On a perdu beaucoup de matériel dans la débâcle qui a suivie.

Des tentes sont restées ainsi, abandonnées, dressées comme de grands squelettes drapés dans la brume, où des couards se terraient dans l'attente de la mort plutôt que d'affronter la vie. Épées, lances, gisaient çà et là, luisant faiblement, enveloppées comme par une lueur mystique, des corps en lambeaux s'écharpaient sur les pointes à peine dissimulées sous le sable cendreux, des pieds encore nus, apparitions ensommeillées qui erraient comme des fantômes et se lamentaient. Les bêtes étaient terrifiées et refusaient d'avancer, et il fallait s'y mettre à plusieurs pour les tirer quand les hommes ne refusaient pas simplement de les emmener. Les chevaux hennissaient sans cesse.
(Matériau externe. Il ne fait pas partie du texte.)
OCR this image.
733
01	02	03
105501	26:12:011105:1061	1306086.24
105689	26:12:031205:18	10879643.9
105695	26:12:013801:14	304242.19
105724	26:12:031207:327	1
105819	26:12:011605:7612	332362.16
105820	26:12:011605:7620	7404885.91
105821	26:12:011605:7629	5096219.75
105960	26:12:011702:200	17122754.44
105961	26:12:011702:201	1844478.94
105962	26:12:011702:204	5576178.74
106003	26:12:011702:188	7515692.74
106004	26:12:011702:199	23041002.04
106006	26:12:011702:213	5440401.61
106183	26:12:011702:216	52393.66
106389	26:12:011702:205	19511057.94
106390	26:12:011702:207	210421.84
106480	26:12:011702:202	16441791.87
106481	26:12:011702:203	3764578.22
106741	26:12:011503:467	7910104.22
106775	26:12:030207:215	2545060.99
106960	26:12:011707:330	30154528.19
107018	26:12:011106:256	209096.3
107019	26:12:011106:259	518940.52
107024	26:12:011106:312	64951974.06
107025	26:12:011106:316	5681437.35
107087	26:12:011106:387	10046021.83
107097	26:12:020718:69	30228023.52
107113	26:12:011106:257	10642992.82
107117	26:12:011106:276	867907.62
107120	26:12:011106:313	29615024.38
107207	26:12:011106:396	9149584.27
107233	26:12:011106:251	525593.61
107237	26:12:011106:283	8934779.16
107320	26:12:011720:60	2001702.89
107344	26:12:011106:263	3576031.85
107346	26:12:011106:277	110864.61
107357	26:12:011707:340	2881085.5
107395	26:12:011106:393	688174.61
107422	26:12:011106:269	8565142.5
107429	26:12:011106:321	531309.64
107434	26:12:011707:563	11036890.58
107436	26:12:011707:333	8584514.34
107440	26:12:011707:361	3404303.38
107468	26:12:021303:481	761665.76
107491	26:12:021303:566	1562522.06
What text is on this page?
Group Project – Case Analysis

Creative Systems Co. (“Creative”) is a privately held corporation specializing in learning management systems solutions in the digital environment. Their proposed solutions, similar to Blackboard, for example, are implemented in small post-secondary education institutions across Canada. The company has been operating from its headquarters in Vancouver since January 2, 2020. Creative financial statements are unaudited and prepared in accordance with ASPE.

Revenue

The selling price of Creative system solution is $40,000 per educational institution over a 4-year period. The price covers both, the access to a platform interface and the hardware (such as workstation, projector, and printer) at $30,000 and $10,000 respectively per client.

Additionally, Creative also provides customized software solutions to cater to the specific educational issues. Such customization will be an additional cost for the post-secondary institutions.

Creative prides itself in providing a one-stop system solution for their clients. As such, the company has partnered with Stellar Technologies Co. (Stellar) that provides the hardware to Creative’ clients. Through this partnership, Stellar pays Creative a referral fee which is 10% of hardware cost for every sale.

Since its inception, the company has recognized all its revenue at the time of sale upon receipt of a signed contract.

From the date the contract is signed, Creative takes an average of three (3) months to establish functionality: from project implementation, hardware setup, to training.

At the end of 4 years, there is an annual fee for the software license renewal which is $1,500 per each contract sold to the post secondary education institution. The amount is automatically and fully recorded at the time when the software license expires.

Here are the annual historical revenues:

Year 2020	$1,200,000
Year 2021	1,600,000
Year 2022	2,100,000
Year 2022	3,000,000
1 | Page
On entendait s'étouffer les cris, des ombres s'évadaient de la colonne pour disparaître, revenaient parfois, les suivaient et les flanquaient.

Celles de soldats apeurés rendus fous ; ou d'autres choses qu'on imaginait plus terribles encore, plus terribles que les charognards morts-vivants qui perçaient en hurlant les robes et les armures, plus terribles que le bruit aveugle, infiniment loin et sourd, de l'armée à leurs trousses, que ce qui les attendait après et que les ombres.

Des choses si terribles qu'elles étaient inimaginables car le brouillard les cachait.

Si terribles car elles n'existaient pas réellement.

La longue colonne s'est ébranlée, comme un grand ver blessé qui ramperait vers sous les profondeurs d'une terre malade.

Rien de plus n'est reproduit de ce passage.